This paper examines the ways in which authentic assessment – assessment which aims to mimic “real world” professional scenarios – can be used in large classroom settings to help prepare students for professional practice as town planners. The paper begins with a short overview of the current literature on different approaches to assessment, and situates authentic assessment within the broader context of UK universities’ role as provider of both education and, increasingly, professional or vocational training. The paper then draws on case studies from current teaching practice with postgraduate planning and surveying students to describe a variety of different assessment strategies which have been successfully adopted and implemented at a UK university both to evaluate students’ learning from a particular course unit and simultaneously to provide a simulacrum of “real world” professional experience. The paper then situates these assessment strategies within the teaching and learning strategy of the university with a view to exploring both the synergies which exist, but also to draw out tensions between university-level strategy and course unit level aims and objectives in terms of teaching, learning and students’ future professional practice.

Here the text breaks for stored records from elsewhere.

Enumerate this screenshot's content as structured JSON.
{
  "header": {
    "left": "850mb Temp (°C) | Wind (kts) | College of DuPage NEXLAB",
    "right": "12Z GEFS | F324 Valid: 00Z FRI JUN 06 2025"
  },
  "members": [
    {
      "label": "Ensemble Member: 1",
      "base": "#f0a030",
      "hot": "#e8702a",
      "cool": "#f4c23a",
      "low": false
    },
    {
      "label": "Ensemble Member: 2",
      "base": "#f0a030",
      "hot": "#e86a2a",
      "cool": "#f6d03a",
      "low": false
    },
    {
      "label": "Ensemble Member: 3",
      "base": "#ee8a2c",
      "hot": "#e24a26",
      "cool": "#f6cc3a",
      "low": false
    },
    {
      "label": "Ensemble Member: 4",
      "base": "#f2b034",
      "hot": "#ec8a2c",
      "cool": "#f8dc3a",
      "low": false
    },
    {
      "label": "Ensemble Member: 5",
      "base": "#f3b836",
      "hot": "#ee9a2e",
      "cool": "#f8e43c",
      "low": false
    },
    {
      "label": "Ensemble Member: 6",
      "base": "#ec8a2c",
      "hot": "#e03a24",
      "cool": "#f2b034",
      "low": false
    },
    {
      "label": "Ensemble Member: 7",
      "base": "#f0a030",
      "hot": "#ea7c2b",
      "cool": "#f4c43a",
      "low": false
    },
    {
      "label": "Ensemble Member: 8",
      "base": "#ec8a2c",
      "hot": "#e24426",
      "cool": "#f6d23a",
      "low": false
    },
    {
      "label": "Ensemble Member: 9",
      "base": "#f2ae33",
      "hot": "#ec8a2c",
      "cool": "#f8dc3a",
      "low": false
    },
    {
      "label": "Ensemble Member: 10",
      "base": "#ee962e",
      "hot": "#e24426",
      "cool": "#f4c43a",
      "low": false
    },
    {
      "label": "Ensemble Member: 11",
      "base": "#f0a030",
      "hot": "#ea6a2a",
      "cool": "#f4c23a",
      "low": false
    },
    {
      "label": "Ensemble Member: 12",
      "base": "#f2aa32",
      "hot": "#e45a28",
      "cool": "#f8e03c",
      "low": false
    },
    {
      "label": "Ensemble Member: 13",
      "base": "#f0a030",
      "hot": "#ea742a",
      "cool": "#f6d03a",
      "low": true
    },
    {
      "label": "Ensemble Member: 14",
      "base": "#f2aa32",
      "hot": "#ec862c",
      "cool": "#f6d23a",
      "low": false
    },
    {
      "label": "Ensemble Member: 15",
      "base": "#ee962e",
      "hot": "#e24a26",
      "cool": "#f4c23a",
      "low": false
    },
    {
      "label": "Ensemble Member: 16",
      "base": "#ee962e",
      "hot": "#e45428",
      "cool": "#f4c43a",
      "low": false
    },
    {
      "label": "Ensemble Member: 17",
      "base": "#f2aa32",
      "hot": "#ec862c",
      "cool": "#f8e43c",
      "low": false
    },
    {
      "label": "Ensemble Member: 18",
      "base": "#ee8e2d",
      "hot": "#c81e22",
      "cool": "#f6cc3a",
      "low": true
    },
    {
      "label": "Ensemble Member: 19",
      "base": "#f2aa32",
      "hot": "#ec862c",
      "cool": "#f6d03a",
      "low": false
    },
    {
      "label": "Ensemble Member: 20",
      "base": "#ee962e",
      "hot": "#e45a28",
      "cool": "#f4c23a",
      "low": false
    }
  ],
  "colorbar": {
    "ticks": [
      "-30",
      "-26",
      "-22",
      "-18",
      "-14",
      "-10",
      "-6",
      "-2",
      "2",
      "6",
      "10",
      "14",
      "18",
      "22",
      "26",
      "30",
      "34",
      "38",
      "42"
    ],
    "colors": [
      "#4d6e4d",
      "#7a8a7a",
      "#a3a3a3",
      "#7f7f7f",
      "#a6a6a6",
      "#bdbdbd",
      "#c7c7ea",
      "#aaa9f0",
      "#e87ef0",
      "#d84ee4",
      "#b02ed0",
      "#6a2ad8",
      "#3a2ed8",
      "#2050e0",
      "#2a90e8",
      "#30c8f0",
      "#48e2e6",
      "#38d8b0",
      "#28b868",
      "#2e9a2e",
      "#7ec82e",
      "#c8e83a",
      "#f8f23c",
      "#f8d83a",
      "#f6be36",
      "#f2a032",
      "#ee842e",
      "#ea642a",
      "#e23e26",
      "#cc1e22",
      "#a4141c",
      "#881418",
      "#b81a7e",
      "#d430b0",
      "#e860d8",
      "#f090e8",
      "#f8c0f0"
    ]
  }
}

The paper closes with suggestions for how these tensions may be resolved going forward, and then looks more broadly towards how any lessons learned from this approach may be applicable to a broader context of teaching and learning.
Dr Nick Green MRICS MRTPI is a Lecturer in Town and Country Planning at the University of Manchester. He originally specialised in the restoration of historic buildings before moving into academia following postgraduate studies at University College London. Prior to his current post, Dr Green was Policy Officer at the TCPA, Research Fellow at the University of Manchester, and lecturer at the Universities of Salford and Liverpool. His most recent book “The Settlement Patterns of Britain: Past, Present and the Future Foretold in Eight Essays” is published by Routledge.
Dr Bertie Dockerill is a Lecturer in Planning History at the University of Manchester. His primary research interests are on aspects of belonging and identity and how centrifugal forces have impacted urban forms and expanded urbanness. As the Departmental and School Lead of both employability and placements he works with a variety of stakeholders across sectors to facilitate students’ experience of “life in practice” prior to graduation.